How you can help people in Manchester
Most people care about their community, primarily if you work where you live and get to see the current state of homelessness across Manchester throughout your day to day travels.
There are food provisions for those in need every day of the week, so nobody on the street is going hungry. You can help someone who is homeless by treating them like a fellow human, stop and talk and ask them how they are, and if they’re accessing services.
The next thing you can do to help someone who is homeless is to support a locally registered charity, such as Pledge. Our year-round work is to provide essentials to those most in need, and we can’t do it without your help. Making your own impact is easy, and you can choose three different ways to help:
Take part in a sponsored run or trek
Whether you like running, cycling, obstacle courses or swimming, getting fit for charity has never felt so good, and you can do it and raise money for charity.
Don’t have time on your side? Making a one-off or monthly donation can provide help to those in need, your donation will help fund & support our year-round work with those living in poverty.

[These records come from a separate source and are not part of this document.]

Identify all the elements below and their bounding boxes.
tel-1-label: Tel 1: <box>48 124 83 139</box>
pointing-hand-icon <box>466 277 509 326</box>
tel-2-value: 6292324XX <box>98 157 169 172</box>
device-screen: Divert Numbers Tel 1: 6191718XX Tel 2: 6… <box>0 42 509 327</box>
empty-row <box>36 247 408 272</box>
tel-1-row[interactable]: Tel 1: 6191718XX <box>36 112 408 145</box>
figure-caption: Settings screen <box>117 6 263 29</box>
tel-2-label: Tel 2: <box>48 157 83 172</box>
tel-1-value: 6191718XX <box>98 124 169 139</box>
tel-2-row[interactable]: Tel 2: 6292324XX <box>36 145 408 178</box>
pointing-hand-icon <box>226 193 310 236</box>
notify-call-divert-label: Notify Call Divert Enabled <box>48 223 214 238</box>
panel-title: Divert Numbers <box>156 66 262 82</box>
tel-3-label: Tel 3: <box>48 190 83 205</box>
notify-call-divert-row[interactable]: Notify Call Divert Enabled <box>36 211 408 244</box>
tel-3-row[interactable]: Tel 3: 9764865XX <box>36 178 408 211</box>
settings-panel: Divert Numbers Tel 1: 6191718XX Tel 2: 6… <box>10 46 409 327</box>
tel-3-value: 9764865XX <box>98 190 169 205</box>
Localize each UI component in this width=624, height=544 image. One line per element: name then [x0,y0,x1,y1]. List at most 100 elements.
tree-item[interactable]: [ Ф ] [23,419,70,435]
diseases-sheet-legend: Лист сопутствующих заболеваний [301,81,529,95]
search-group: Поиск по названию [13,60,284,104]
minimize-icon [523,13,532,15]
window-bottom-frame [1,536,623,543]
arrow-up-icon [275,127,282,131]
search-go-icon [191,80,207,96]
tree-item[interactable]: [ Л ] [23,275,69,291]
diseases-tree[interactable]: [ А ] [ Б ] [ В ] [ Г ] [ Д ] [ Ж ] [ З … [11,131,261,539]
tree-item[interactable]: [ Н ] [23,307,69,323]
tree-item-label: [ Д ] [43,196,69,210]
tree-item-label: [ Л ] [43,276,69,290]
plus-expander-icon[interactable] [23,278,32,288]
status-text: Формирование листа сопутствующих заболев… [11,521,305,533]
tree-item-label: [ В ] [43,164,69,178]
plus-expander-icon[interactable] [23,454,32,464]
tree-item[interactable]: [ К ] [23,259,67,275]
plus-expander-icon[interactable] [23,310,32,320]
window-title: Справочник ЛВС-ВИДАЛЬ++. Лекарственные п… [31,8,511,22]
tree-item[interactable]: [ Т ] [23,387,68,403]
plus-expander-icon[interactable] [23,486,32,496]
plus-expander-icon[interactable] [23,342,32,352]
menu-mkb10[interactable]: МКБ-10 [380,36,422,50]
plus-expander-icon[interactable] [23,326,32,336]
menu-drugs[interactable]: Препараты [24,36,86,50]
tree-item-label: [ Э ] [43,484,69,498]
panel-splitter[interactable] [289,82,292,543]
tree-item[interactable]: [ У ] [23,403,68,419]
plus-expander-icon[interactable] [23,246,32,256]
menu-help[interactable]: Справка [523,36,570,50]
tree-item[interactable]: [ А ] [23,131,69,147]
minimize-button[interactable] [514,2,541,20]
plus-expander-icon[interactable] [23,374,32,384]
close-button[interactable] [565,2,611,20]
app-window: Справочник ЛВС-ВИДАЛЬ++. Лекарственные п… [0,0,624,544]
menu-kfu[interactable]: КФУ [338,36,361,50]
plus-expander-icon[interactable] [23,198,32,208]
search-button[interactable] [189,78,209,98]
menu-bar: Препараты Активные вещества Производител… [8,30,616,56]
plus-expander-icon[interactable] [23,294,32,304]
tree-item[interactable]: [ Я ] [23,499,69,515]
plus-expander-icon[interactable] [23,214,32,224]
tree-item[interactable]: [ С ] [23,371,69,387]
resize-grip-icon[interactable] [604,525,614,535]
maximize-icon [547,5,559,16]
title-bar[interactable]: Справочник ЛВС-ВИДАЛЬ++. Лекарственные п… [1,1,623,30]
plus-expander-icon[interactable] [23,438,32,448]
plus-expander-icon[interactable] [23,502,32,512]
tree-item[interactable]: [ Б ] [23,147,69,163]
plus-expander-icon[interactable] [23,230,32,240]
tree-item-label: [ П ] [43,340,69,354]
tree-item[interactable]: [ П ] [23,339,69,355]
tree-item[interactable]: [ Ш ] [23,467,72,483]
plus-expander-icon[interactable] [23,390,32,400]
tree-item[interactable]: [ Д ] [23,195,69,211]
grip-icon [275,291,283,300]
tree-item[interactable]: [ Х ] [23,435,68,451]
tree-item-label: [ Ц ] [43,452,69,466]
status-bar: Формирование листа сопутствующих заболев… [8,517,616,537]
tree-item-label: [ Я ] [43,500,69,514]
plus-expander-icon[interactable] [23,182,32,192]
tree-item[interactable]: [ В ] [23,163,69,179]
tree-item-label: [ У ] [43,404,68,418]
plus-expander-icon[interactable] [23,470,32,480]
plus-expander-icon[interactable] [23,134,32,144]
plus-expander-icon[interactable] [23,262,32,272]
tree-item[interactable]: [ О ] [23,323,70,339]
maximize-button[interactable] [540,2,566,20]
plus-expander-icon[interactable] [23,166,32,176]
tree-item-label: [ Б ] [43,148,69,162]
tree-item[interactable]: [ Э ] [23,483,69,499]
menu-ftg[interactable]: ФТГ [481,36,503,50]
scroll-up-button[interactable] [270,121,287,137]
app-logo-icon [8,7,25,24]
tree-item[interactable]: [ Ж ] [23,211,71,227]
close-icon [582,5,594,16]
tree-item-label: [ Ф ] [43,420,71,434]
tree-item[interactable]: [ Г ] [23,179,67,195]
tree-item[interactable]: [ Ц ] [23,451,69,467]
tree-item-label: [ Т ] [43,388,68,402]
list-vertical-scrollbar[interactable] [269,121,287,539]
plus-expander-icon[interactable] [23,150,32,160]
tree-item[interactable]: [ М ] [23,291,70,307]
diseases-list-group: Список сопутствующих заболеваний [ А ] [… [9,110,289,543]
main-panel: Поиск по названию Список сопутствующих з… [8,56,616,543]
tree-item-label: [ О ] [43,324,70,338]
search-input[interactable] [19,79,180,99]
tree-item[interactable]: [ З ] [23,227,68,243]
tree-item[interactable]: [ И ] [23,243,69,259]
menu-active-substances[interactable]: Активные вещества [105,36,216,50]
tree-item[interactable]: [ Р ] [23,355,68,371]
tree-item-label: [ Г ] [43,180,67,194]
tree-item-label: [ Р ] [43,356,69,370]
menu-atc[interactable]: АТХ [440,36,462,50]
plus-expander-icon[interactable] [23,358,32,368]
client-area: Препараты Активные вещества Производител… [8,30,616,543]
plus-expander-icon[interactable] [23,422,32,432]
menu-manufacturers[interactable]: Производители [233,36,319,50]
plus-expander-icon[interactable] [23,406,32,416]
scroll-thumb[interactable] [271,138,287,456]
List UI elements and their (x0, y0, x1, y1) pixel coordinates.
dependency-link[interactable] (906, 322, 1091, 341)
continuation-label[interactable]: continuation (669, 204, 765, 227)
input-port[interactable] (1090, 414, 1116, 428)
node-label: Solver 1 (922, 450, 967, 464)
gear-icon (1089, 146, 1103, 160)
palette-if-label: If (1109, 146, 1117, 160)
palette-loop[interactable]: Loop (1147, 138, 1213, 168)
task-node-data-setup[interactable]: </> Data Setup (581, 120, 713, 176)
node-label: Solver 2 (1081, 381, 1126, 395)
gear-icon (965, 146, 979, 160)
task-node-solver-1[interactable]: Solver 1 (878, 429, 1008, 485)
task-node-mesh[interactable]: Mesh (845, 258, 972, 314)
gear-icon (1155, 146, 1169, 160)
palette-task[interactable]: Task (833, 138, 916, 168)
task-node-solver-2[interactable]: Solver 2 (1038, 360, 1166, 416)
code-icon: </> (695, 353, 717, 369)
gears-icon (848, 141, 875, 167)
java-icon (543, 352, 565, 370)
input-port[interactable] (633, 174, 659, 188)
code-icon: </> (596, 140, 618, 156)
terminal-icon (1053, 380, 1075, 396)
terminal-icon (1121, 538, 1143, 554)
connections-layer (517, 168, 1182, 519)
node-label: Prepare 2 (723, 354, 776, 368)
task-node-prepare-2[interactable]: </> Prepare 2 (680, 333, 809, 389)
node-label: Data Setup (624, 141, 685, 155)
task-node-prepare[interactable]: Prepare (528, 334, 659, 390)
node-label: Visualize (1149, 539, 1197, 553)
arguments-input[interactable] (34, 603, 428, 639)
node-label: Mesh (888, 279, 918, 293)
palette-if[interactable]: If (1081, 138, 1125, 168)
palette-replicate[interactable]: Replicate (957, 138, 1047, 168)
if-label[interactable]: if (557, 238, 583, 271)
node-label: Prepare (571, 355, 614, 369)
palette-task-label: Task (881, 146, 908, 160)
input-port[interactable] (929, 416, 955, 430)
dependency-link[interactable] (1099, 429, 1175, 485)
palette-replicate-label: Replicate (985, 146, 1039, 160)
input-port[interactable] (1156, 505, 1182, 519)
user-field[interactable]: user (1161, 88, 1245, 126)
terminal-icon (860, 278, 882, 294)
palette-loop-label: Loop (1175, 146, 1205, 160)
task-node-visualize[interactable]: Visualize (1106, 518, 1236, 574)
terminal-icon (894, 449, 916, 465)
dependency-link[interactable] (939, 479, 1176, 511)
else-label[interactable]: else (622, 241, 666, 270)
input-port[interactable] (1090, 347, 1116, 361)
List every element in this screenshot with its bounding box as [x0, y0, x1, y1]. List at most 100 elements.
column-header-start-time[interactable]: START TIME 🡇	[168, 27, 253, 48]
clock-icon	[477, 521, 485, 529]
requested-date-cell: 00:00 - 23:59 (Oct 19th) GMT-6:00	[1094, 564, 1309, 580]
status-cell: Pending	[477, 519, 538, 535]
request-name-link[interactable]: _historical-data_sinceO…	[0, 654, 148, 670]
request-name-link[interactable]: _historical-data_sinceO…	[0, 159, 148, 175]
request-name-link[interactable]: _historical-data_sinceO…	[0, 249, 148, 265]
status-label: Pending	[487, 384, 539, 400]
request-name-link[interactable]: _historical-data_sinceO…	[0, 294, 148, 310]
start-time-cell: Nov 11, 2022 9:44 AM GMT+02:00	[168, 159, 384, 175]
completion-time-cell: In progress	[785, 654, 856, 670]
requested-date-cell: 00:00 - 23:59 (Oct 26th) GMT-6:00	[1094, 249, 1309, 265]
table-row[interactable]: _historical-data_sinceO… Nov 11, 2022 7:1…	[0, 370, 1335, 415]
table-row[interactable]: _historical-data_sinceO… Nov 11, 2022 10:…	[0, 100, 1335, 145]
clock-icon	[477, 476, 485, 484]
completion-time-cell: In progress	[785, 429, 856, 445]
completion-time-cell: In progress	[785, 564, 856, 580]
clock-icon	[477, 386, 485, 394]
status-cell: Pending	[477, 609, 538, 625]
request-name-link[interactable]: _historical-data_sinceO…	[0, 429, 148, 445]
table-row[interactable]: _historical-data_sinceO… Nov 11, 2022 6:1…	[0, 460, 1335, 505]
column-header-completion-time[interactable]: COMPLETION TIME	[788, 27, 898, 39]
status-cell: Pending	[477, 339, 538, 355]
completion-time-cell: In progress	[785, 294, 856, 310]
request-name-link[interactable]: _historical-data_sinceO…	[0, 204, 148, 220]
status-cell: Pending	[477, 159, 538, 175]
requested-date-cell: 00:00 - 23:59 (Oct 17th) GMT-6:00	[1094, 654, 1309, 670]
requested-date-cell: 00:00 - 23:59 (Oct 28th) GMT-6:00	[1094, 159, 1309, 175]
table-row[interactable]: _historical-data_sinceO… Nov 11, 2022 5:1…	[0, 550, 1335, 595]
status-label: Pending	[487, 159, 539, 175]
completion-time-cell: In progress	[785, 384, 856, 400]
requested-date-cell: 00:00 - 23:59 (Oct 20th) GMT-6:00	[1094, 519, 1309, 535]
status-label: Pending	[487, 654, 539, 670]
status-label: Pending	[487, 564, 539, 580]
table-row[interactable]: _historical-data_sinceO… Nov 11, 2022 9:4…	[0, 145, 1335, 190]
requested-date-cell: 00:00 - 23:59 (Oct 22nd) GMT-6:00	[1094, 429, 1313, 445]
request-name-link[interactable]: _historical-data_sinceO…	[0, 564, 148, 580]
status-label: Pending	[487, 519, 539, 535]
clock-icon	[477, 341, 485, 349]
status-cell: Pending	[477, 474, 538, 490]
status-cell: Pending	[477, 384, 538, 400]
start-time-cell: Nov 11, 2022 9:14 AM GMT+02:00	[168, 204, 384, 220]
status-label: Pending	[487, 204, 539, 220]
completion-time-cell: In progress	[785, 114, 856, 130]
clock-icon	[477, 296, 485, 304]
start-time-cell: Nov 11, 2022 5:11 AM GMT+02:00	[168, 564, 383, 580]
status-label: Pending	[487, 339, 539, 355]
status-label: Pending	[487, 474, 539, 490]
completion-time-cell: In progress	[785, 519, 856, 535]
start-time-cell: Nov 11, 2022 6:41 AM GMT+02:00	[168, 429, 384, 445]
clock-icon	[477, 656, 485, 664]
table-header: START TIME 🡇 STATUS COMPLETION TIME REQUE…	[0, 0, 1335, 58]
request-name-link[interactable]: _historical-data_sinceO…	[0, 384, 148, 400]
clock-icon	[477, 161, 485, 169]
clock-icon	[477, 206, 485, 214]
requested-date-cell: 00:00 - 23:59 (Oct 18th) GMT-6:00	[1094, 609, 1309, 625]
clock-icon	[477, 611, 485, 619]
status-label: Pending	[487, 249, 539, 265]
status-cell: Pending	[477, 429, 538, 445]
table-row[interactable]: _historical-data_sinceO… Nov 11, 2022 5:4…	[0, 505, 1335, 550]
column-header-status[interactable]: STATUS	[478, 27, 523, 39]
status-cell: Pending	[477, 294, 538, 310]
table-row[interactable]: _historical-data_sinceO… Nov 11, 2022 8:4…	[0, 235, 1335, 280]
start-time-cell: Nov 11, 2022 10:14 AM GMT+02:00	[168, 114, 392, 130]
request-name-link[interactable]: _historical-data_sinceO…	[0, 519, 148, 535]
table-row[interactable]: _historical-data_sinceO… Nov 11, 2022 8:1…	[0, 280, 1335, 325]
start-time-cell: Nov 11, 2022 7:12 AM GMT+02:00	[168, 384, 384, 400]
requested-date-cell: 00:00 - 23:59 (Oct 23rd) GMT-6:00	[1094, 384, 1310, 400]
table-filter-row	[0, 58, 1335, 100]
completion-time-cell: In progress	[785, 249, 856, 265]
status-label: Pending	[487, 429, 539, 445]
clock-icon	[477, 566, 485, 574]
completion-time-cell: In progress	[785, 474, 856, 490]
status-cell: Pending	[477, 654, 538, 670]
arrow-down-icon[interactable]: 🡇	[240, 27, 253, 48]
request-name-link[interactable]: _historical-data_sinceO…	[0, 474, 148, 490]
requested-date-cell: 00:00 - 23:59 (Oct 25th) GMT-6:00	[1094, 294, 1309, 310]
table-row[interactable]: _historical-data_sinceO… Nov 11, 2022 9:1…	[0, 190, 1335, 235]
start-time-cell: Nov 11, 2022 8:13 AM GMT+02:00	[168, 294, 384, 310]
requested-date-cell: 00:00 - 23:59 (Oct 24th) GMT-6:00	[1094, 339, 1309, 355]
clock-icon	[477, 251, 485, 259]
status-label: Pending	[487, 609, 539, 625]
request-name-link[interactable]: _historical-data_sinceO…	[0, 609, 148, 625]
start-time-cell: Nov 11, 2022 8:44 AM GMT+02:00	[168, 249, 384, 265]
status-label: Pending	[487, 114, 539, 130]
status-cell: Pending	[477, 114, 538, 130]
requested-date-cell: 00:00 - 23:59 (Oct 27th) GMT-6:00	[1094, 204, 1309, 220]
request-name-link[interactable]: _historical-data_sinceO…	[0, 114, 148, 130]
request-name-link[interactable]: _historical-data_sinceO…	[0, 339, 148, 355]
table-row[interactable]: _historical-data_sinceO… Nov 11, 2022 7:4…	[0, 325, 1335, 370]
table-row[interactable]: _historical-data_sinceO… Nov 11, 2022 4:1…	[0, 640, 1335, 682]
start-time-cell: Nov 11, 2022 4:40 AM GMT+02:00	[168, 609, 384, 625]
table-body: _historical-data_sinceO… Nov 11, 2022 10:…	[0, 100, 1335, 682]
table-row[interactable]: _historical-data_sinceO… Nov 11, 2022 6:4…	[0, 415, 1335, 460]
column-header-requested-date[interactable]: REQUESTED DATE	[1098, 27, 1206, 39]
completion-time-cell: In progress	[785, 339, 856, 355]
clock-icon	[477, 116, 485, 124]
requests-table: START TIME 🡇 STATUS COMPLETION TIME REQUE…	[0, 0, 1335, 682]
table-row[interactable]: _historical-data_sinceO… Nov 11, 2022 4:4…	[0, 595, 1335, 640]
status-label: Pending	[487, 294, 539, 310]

Buy your stuff on Amazon as usual and pay the same price you usually would. The only difference is Amazon donates to Pledge when you do. It’s as easy as that!
Homelessness is complex and often mis-understood, it’s a minefield for anyone new to the topic. There are lots of great charities that are committed to helping reduce the amount of people who are rough sleeping and homeless, and there are more resources than ever in Greater Manchester.
We can only make a difference if we work together, support each other and where local concerned citizens support a local charity.